You want to talk about the New York mentality? The epitome of the New York mentality, to me, is when you feel like you have to pencil yourself in for a ten minute slot in the middle of someone's busy schedule just to say hello.
Maybe that's why people Twitter. Or use facebook. They may waste hours on there, but each thing is done in quick, two-second intervals. That's all people have time for. It's like little hiccups of human connection and then back to the whirlwind of demands and projects and papers and meetings and life.
Is that really life?
Maybe we should have a snail mail campaign where we actually write each other letters - handwrite! (Does anyone remember how?) - just to return to some state of comraderie that used to exist. We all know so many people - more than we can all handle with proper attention - and have so little time.

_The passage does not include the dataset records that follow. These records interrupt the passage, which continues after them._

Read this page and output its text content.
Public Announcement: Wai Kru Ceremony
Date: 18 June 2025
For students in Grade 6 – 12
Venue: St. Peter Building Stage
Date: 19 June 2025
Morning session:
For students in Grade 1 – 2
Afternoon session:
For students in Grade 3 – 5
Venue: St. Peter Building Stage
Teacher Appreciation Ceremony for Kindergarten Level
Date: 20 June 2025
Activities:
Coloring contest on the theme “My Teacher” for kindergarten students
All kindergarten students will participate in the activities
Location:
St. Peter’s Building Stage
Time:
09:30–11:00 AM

On the flip side, in an age where modes of communication take an instant, people expect immediate responses. There's no time to think. No time to reflect. No time to just breathe. And if someone doesn't respond immediately, the other person starts to overanalyze why.
We try to multitask everything - including our relationships. You're talking to one person, gchatting another, and texting another all at the same time. I'm guilty of this, too. I'm not saying I am free from this age we've entrenched ourselves in. But it's ruining the way we interact with each other. It's ruining our ability to give something real attention. So no one really gets full attention, and then they need to seek it out elsewhere. They twitter. They rapidly change status messages on Facebook. On gchat. They're calling out for someone, anyone, to care. To pay them some attention.
We're human. Human needs don't change. We all need that attention. Let's start giving it to each other, please? I know I'm going to try.